- First appearance: Grey's Anatomy: "The Other Side of This Life (Part 1)" 3x22 Private Practice: "In Which We Meet Addison, a Nice Girl From Somewhere Else" 1x01
- Last appearance: Grey's Anatomy: "The Other Side of This Life (part 2)" 3x23 Private Practice: "The End of a Beautiful Friendship" 3x23
- Created by: Shonda Rhimes
- Portrayed by: Chris Lowell

In-universe information
- Alias: Dell
- Gender: Male
- Occupation: Midwife Registered Nurse Receptionist
- Spouse: Heather Parker (deceased)
- Children: Betsy Parker (daughter with Heather)
- Relatives: Wendell Parker (grandfather)

= Dell Parker =

William Parker, more commonly known as Dell Parker, is a character on the Grey's Anatomy spin-off, Private Practice. He was portrayed by actor Chris Lowell and appeared from the first through third seasons. Dell was the receptionist at the Oceanside Wellness Group as well as a qualified nurse, training to be a mid-wife, helping out the doctors with various tasks. Dell was frequently shown to be concerned with the health of younger patients, which is likely related to his abuse as a child, as well as his own young daughter. The character died following injuries sustained in a car crash.

==Storylines==

===Season 1===
Dell was abused as a child by his mother, making it easy to relate to patients. He then became addicted to heroin and introduced his girlfriend Heather to his drug dealing friends, she became addicted too. Heather got pregnant with Dell's baby, Dell wanted an abortion but Heather didn't.
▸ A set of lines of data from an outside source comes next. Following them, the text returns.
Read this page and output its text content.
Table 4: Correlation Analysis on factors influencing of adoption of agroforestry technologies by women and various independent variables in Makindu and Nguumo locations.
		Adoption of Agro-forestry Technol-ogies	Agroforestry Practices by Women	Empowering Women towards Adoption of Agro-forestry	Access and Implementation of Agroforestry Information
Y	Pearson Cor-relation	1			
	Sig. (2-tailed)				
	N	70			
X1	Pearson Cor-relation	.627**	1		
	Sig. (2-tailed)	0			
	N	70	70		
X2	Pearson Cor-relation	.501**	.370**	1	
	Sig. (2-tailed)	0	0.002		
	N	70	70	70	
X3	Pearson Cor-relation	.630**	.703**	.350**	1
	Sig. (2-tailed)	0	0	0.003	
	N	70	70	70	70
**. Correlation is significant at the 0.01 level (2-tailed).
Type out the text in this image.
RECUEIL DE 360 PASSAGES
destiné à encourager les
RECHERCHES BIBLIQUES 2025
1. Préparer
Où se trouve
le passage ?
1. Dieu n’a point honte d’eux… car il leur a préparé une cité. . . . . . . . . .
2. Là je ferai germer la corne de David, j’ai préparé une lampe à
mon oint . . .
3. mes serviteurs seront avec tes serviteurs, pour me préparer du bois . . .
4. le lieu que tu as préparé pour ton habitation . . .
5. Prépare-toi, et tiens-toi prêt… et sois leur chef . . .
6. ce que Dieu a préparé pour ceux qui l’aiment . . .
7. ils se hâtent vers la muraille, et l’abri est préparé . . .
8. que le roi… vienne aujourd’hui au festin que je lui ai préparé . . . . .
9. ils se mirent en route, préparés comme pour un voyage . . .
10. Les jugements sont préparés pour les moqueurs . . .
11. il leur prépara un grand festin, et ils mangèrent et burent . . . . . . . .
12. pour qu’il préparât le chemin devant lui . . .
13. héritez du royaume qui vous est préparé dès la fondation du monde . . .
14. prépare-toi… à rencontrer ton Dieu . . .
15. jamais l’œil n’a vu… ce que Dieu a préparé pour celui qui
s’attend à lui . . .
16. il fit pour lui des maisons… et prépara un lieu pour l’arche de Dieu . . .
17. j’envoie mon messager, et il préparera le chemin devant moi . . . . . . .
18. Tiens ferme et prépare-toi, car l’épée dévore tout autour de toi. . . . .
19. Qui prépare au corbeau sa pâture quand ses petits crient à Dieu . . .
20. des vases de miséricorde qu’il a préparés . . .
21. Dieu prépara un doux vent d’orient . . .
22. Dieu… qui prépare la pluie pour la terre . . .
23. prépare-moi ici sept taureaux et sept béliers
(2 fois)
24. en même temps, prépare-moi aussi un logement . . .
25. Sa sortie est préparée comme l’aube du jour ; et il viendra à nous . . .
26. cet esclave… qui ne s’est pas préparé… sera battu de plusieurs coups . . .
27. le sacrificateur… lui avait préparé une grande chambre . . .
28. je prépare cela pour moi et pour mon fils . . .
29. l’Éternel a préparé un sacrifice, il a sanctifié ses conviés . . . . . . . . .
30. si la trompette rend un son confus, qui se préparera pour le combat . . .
Later in the show we find out that Dell's child Betsey (6-8yrs) is being raised by him, and Heather is no longer in her life but seems to come back time to time.

===Season 2===
In the season two premiere, Dell tries to help Naomi hide the practice's budding financial struggles, under the pretenses of "going green," but does so without her knowledge. However, believing he wants to talk to her regarding his crush on her, Naomi continually ignores his pleas to discuss the matter, forcing Dell to concede and quit his job.

After leaving his job at the Oceanside Wellness Group, Dell works as a nurse at St. Ambrose Hospital. Upon learning this, Naomi tries to convince Dell to return to the practice without much luck. After a pep talk from Addison, Dell wishes to return to the practice as long as a list of demands are met, one of which states that he is to be exempt from wearing pink scrubs. Sam, the head of the practice at the time, refuses to rehire him. This forces Naomi to fight for his reinstatement to which Sam finally agrees.

Dell later ends up arguing with Addison, who has since become the head of the practice, over whether or not he should have his own office; but he eventually ends up setting one aside for himself without permission. However, Addison does not punish him and allows him to keep the office when it is revealed that he has a six-year-old daughter, Betsy, from an unsuccessful relationship with Heather when he was seventeen; and he was just trying to impress his daughter.

Dell enrolled as a student in the South Bay School of Holistic Midwifery and Family Nursing. He earned credit towards his degree in midwifery by assisting staff doctors with obstetrical exams and childbirths. Dell's hobbies included surfing during his lunch breaks.

When Heather gets a promotion at work, she talks to Dell, informing him the promotion is in St. Louis. Dell does not want this to happen, and they fight about it. Later on, when Dell goes to talk to her, he finds her apartment empty, and Betsy gone.

===Season 3===
Dell married Heather, and most of the group at the practice did not approve of it. He later yelled at Violet and Naomi due to their opposition of his marriage.

One night when Dell was heading out for work, his home exploded. Betsy escapes with minor injuries, but Heather received third degree burns on her body. Later on, the explosion was revealed to have been caused by Heather cooking crystal meth on the stove. After this revelation, Dell was furious and told Heather to go die and suffer a miserable death for putting their daughter in danger, then proceeded to not allow Betsy see her mother. Later in the hospital that night, Heather died due to her injuries, never having the chance to say good-bye to Dell or Betsy.

Dell later befriended Naomi and Sam's daughter Maya, who had gotten pregnant and didn't have her mother's support. Dell supported Maya when she decided to marry Dink, the father of her baby, and later helped them out during her pregnancy. When Maya goes into labor, she calls Dell who picks her up and drives her to the hospital. They are involved in a car crash and Maya is in a critical state, as well as her baby. With everything going on with Maya and the baby, nobody checks on Dell, who suddenly passes out and is revealed to have an initially undetected brain hemorrhage. Naomi will not let Amelia out of Maya's spinal surgery to fix Dell, and Charlotte and Amelia eventually operate on him, but during surgery he goes into cardiac arrest and Charlotte and Amelia were not able to resuscitate him on the table.